Despite some progress, Miller said Monday that such safety net programs as food stamps still come freighted with stigma, pointing to the example of one woman who was hounded and abused in a grocery store parking lot after using her electronic benefits card. That, in turn, has made it harder to enroll people in programs that can do measurable good.
The hothouse rhetoric out of Washington on safety net spending, as well as Trump’s own statements, haven’t helped much, she added. Most benefit recipients “want a better life” and are doing all they can to get there.
In Pennsylvania, meanwhile, the Republican-led General Assembly killed the state’s cash assistance program, which provides $200 monthly payments to some of the state’s most vulnerable residents, including the disabled, those struggling with addiction, and women fleeing domestic violence.

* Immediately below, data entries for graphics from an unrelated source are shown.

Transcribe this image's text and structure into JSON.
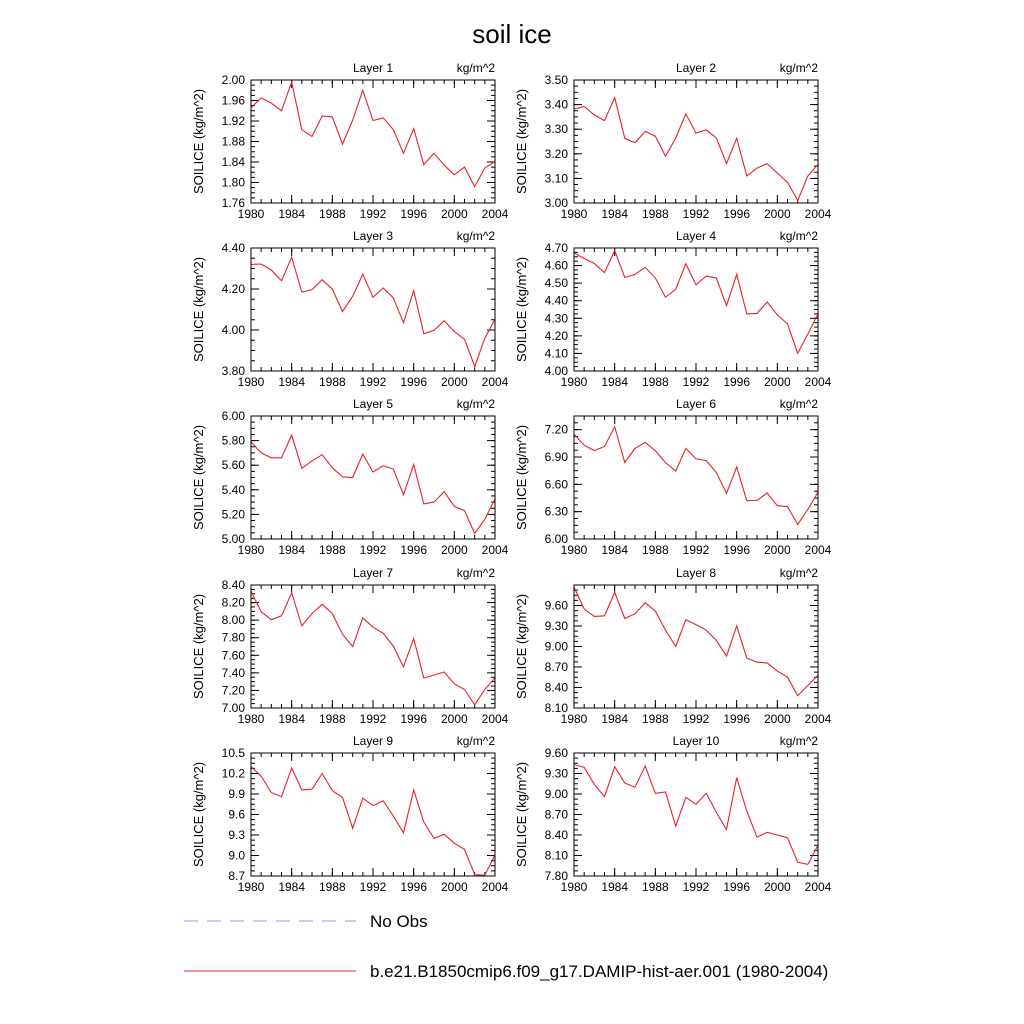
{
  "figure": {
    "title": "soil ice",
    "units": "kg/m^2",
    "ylabel": "SOILICE  (kg/m^2)",
    "legend": [
      {
        "name": "No Obs",
        "style": "dashed",
        "color": "#9a9af0"
      },
      {
        "name": "b.e21.B1850cmip6.f09_g17.DAMIP-hist-aer.001 (1980-2004)",
        "style": "solid",
        "color": "#e8202a"
      }
    ]
  },
  "chart_data": [
    {
      "type": "line",
      "title": "Layer 1",
      "units": "kg/m^2",
      "ylabel": "SOILICE  (kg/m^2)",
      "xlim": [
        1980,
        2004
      ],
      "ylim": [
        1.76,
        2.0
      ],
      "yticks": [
        "1.76",
        "1.80",
        "1.84",
        "1.88",
        "1.92",
        "1.96",
        "2.00"
      ],
      "xticks": [
        "1980",
        "1984",
        "1988",
        "1992",
        "1996",
        "2000",
        "2004"
      ],
      "series": [
        {
          "name": "b.e21.B1850cmip6.f09_g17.DAMIP-hist-aer.001 (1980-2004)",
          "color": "#e8202a",
          "x": [
            1980,
            1981,
            1982,
            1983,
            1984,
            1985,
            1986,
            1987,
            1988,
            1989,
            1990,
            1991,
            1992,
            1993,
            1994,
            1995,
            1996,
            1997,
            1998,
            1999,
            2000,
            2001,
            2002,
            2003,
            2004
          ],
          "y": [
            1.946,
            1.965,
            1.955,
            1.94,
            1.996,
            1.903,
            1.89,
            1.93,
            1.928,
            1.875,
            1.922,
            1.98,
            1.921,
            1.926,
            1.903,
            1.857,
            1.905,
            1.835,
            1.857,
            1.834,
            1.815,
            1.83,
            1.792,
            1.828,
            1.841
          ]
        }
      ]
    },
    {
      "type": "line",
      "title": "Layer 2",
      "units": "kg/m^2",
      "ylabel": "SOILICE  (kg/m^2)",
      "xlim": [
        1980,
        2004
      ],
      "ylim": [
        3.0,
        3.5
      ],
      "yticks": [
        "3.00",
        "3.10",
        "3.20",
        "3.30",
        "3.40",
        "3.50"
      ],
      "xticks": [
        "1980",
        "1984",
        "1988",
        "1992",
        "1996",
        "2000",
        "2004"
      ],
      "series": [
        {
          "name": "b.e21.B1850cmip6.f09_g17.DAMIP-hist-aer.001 (1980-2004)",
          "color": "#e8202a",
          "x": [
            1980,
            1981,
            1982,
            1983,
            1984,
            1985,
            1986,
            1987,
            1988,
            1989,
            1990,
            1991,
            1992,
            1993,
            1994,
            1995,
            1996,
            1997,
            1998,
            1999,
            2000,
            2001,
            2002,
            2003,
            2004
          ],
          "y": [
            3.382,
            3.392,
            3.358,
            3.335,
            3.428,
            3.263,
            3.245,
            3.291,
            3.272,
            3.19,
            3.264,
            3.362,
            3.284,
            3.297,
            3.265,
            3.16,
            3.263,
            3.11,
            3.142,
            3.16,
            3.122,
            3.084,
            3.01,
            3.11,
            3.157
          ]
        }
      ]
    },
    {
      "type": "line",
      "title": "Layer 3",
      "units": "kg/m^2",
      "ylabel": "SOILICE  (kg/m^2)",
      "xlim": [
        1980,
        2004
      ],
      "ylim": [
        3.8,
        4.4
      ],
      "yticks": [
        "3.80",
        "4.00",
        "4.20",
        "4.40"
      ],
      "xticks": [
        "1980",
        "1984",
        "1988",
        "1992",
        "1996",
        "2000",
        "2004"
      ],
      "series": [
        {
          "name": "b.e21.B1850cmip6.f09_g17.DAMIP-hist-aer.001 (1980-2004)",
          "color": "#e8202a",
          "x": [
            1980,
            1981,
            1982,
            1983,
            1984,
            1985,
            1986,
            1987,
            1988,
            1989,
            1990,
            1991,
            1992,
            1993,
            1994,
            1995,
            1996,
            1997,
            1998,
            1999,
            2000,
            2001,
            2002,
            2003,
            2004
          ],
          "y": [
            4.32,
            4.322,
            4.292,
            4.24,
            4.355,
            4.185,
            4.197,
            4.245,
            4.2,
            4.09,
            4.165,
            4.272,
            4.16,
            4.205,
            4.157,
            4.035,
            4.192,
            3.982,
            3.998,
            4.045,
            3.992,
            3.955,
            3.822,
            3.96,
            4.052
          ]
        }
      ]
    },
    {
      "type": "line",
      "title": "Layer 4",
      "units": "kg/m^2",
      "ylabel": "SOILICE  (kg/m^2)",
      "xlim": [
        1980,
        2004
      ],
      "ylim": [
        4.0,
        4.7
      ],
      "yticks": [
        "4.00",
        "4.10",
        "4.20",
        "4.30",
        "4.40",
        "4.50",
        "4.60",
        "4.70"
      ],
      "xticks": [
        "1980",
        "1984",
        "1988",
        "1992",
        "1996",
        "2000",
        "2004"
      ],
      "series": [
        {
          "name": "b.e21.B1850cmip6.f09_g17.DAMIP-hist-aer.001 (1980-2004)",
          "color": "#e8202a",
          "x": [
            1980,
            1981,
            1982,
            1983,
            1984,
            1985,
            1986,
            1987,
            1988,
            1989,
            1990,
            1991,
            1992,
            1993,
            1994,
            1995,
            1996,
            1997,
            1998,
            1999,
            2000,
            2001,
            2002,
            2003,
            2004
          ],
          "y": [
            4.672,
            4.64,
            4.612,
            4.56,
            4.685,
            4.532,
            4.55,
            4.59,
            4.53,
            4.42,
            4.465,
            4.61,
            4.49,
            4.54,
            4.53,
            4.372,
            4.55,
            4.325,
            4.328,
            4.392,
            4.32,
            4.268,
            4.1,
            4.21,
            4.325
          ]
        }
      ]
    },
    {
      "type": "line",
      "title": "Layer 5",
      "units": "kg/m^2",
      "ylabel": "SOILICE  (kg/m^2)",
      "xlim": [
        1980,
        2004
      ],
      "ylim": [
        5.0,
        6.0
      ],
      "yticks": [
        "5.00",
        "5.20",
        "5.40",
        "5.60",
        "5.80",
        "6.00"
      ],
      "xticks": [
        "1980",
        "1984",
        "1988",
        "1992",
        "1996",
        "2000",
        "2004"
      ],
      "series": [
        {
          "name": "b.e21.B1850cmip6.f09_g17.DAMIP-hist-aer.001 (1980-2004)",
          "color": "#e8202a",
          "x": [
            1980,
            1981,
            1982,
            1983,
            1984,
            1985,
            1986,
            1987,
            1988,
            1989,
            1990,
            1991,
            1992,
            1993,
            1994,
            1995,
            1996,
            1997,
            1998,
            1999,
            2000,
            2001,
            2002,
            2003,
            2004
          ],
          "y": [
            5.79,
            5.7,
            5.66,
            5.66,
            5.845,
            5.575,
            5.635,
            5.685,
            5.58,
            5.505,
            5.5,
            5.69,
            5.545,
            5.595,
            5.57,
            5.36,
            5.605,
            5.285,
            5.3,
            5.385,
            5.265,
            5.23,
            5.045,
            5.16,
            5.325
          ]
        }
      ]
    },
    {
      "type": "line",
      "title": "Layer 6",
      "units": "kg/m^2",
      "ylabel": "SOILICE  (kg/m^2)",
      "xlim": [
        1980,
        2004
      ],
      "ylim": [
        6.0,
        7.35
      ],
      "yticks": [
        "6.00",
        "6.30",
        "6.60",
        "6.90",
        "7.20"
      ],
      "xticks": [
        "1980",
        "1984",
        "1988",
        "1992",
        "1996",
        "2000",
        "2004"
      ],
      "series": [
        {
          "name": "b.e21.B1850cmip6.f09_g17.DAMIP-hist-aer.001 (1980-2004)",
          "color": "#e8202a",
          "x": [
            1980,
            1981,
            1982,
            1983,
            1984,
            1985,
            1986,
            1987,
            1988,
            1989,
            1990,
            1991,
            1992,
            1993,
            1994,
            1995,
            1996,
            1997,
            1998,
            1999,
            2000,
            2001,
            2002,
            2003,
            2004
          ],
          "y": [
            7.15,
            7.03,
            6.97,
            7.015,
            7.23,
            6.84,
            6.995,
            7.06,
            6.97,
            6.84,
            6.745,
            6.995,
            6.88,
            6.86,
            6.73,
            6.5,
            6.79,
            6.42,
            6.425,
            6.505,
            6.365,
            6.355,
            6.16,
            6.325,
            6.515
          ]
        }
      ]
    },
    {
      "type": "line",
      "title": "Layer 7",
      "units": "kg/m^2",
      "ylabel": "SOILICE  (kg/m^2)",
      "xlim": [
        1980,
        2004
      ],
      "ylim": [
        7.0,
        8.4
      ],
      "yticks": [
        "7.00",
        "7.20",
        "7.40",
        "7.60",
        "7.80",
        "8.00",
        "8.20",
        "8.40"
      ],
      "xticks": [
        "1980",
        "1984",
        "1988",
        "1992",
        "1996",
        "2000",
        "2004"
      ],
      "series": [
        {
          "name": "b.e21.B1850cmip6.f09_g17.DAMIP-hist-aer.001 (1980-2004)",
          "color": "#e8202a",
          "x": [
            1980,
            1981,
            1982,
            1983,
            1984,
            1985,
            1986,
            1987,
            1988,
            1989,
            1990,
            1991,
            1992,
            1993,
            1994,
            1995,
            1996,
            1997,
            1998,
            1999,
            2000,
            2001,
            2002,
            2003,
            2004
          ],
          "y": [
            8.33,
            8.095,
            8.005,
            8.05,
            8.31,
            7.935,
            8.075,
            8.18,
            8.075,
            7.84,
            7.7,
            8.025,
            7.92,
            7.85,
            7.705,
            7.47,
            7.79,
            7.34,
            7.375,
            7.41,
            7.275,
            7.21,
            7.035,
            7.21,
            7.345
          ]
        }
      ]
    },
    {
      "type": "line",
      "title": "Layer 8",
      "units": "kg/m^2",
      "ylabel": "SOILICE  (kg/m^2)",
      "xlim": [
        1980,
        2004
      ],
      "ylim": [
        8.1,
        9.9
      ],
      "yticks": [
        "8.10",
        "8.40",
        "8.70",
        "9.00",
        "9.30",
        "9.60"
      ],
      "xticks": [
        "1980",
        "1984",
        "1988",
        "1992",
        "1996",
        "2000",
        "2004"
      ],
      "series": [
        {
          "name": "b.e21.B1850cmip6.f09_g17.DAMIP-hist-aer.001 (1980-2004)",
          "color": "#e8202a",
          "x": [
            1980,
            1981,
            1982,
            1983,
            1984,
            1985,
            1986,
            1987,
            1988,
            1989,
            1990,
            1991,
            1992,
            1993,
            1994,
            1995,
            1996,
            1997,
            1998,
            1999,
            2000,
            2001,
            2002,
            2003,
            2004
          ],
          "y": [
            9.87,
            9.55,
            9.44,
            9.45,
            9.79,
            9.41,
            9.48,
            9.64,
            9.52,
            9.24,
            9.0,
            9.39,
            9.32,
            9.24,
            9.09,
            8.86,
            9.3,
            8.83,
            8.77,
            8.76,
            8.64,
            8.55,
            8.28,
            8.43,
            8.58
          ]
        }
      ]
    },
    {
      "type": "line",
      "title": "Layer 9",
      "units": "kg/m^2",
      "ylabel": "SOILICE  (kg/m^2)",
      "xlim": [
        1980,
        2004
      ],
      "ylim": [
        8.7,
        10.5
      ],
      "yticks": [
        "8.7",
        "9.0",
        "9.3",
        "9.6",
        "9.9",
        "10.2",
        "10.5"
      ],
      "xticks": [
        "1980",
        "1984",
        "1988",
        "1992",
        "1996",
        "2000",
        "2004"
      ],
      "series": [
        {
          "name": "b.e21.B1850cmip6.f09_g17.DAMIP-hist-aer.001 (1980-2004)",
          "color": "#e8202a",
          "x": [
            1980,
            1981,
            1982,
            1983,
            1984,
            1985,
            1986,
            1987,
            1988,
            1989,
            1990,
            1991,
            1992,
            1993,
            1994,
            1995,
            1996,
            1997,
            1998,
            1999,
            2000,
            2001,
            2002,
            2003,
            2004
          ],
          "y": [
            10.3,
            10.16,
            9.92,
            9.86,
            10.28,
            9.96,
            9.97,
            10.2,
            9.95,
            9.85,
            9.4,
            9.84,
            9.73,
            9.8,
            9.58,
            9.33,
            9.96,
            9.49,
            9.25,
            9.31,
            9.18,
            9.09,
            8.72,
            8.71,
            9.01
          ]
        }
      ]
    },
    {
      "type": "line",
      "title": "Layer 10",
      "units": "kg/m^2",
      "ylabel": "SOILICE  (kg/m^2)",
      "xlim": [
        1980,
        2004
      ],
      "ylim": [
        7.8,
        9.6
      ],
      "yticks": [
        "7.80",
        "8.10",
        "8.40",
        "8.70",
        "9.00",
        "9.30",
        "9.60"
      ],
      "xticks": [
        "1980",
        "1984",
        "1988",
        "1992",
        "1996",
        "2000",
        "2004"
      ],
      "series": [
        {
          "name": "b.e21.B1850cmip6.f09_g17.DAMIP-hist-aer.001 (1980-2004)",
          "color": "#e8202a",
          "x": [
            1980,
            1981,
            1982,
            1983,
            1984,
            1985,
            1986,
            1987,
            1988,
            1989,
            1990,
            1991,
            1992,
            1993,
            1994,
            1995,
            1996,
            1997,
            1998,
            1999,
            2000,
            2001,
            2002,
            2003,
            2004
          ],
          "y": [
            9.43,
            9.39,
            9.14,
            8.96,
            9.4,
            9.16,
            9.1,
            9.41,
            9.01,
            9.03,
            8.53,
            8.95,
            8.85,
            9.01,
            8.73,
            8.48,
            9.24,
            8.75,
            8.37,
            8.44,
            8.4,
            8.36,
            8.0,
            7.97,
            8.25
          ]
        }
      ]
    }
  ]
}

Advocates are already trying to connect the 11,000 people set to lose the money on Aug. 1 with services that can help them bridge the gap. As a side note, that $200 is less than two nights’ worth of the taxpayer-funded expense money lawmakers receive to cover their meals and lodging when the Legislature is in session.
To be sure, the leading 2020 presidential candidates, such as U.S. Sen. Elizabeth Warren, of Massachusetts, have homed in on the economic challenges facing working Americans, and they have hit hard at a system they believe is rigged against the average cubicle-dweller or assembly line employee.
Both Warren and U.S. Sen. Bernie Sanders, I-Vt., for instance, have directed badly needed attention at the evils of private equity: the corporate raiders who swoop in, buy up companies, and then sell them off for parts.
Sanders was in Philadelphia to protest the looming closing of Hahnemann Hospital, which was recently scooped up by a private equity firm that wants to close it and strip its assets, leaving thousands unemployed and thousands more without access to care.
The question is whether progressives will be able to effectively exploit these weaknesses in the midst of the 24/7 noise machine that is Trump, and with a 2020 primary pack now so large and unwieldy that the candidates and their positions tend to run together.
And that message has to be particularly loud in the states that Trump carried in 2016 like Pennsylvania, and where skeptical independents and Trump-trying Democrats will be key to turning the Keystone State blue in 2020.
There’s still time, of course, but the message that too many Americans are still being left behind has to get a lot louder — fast.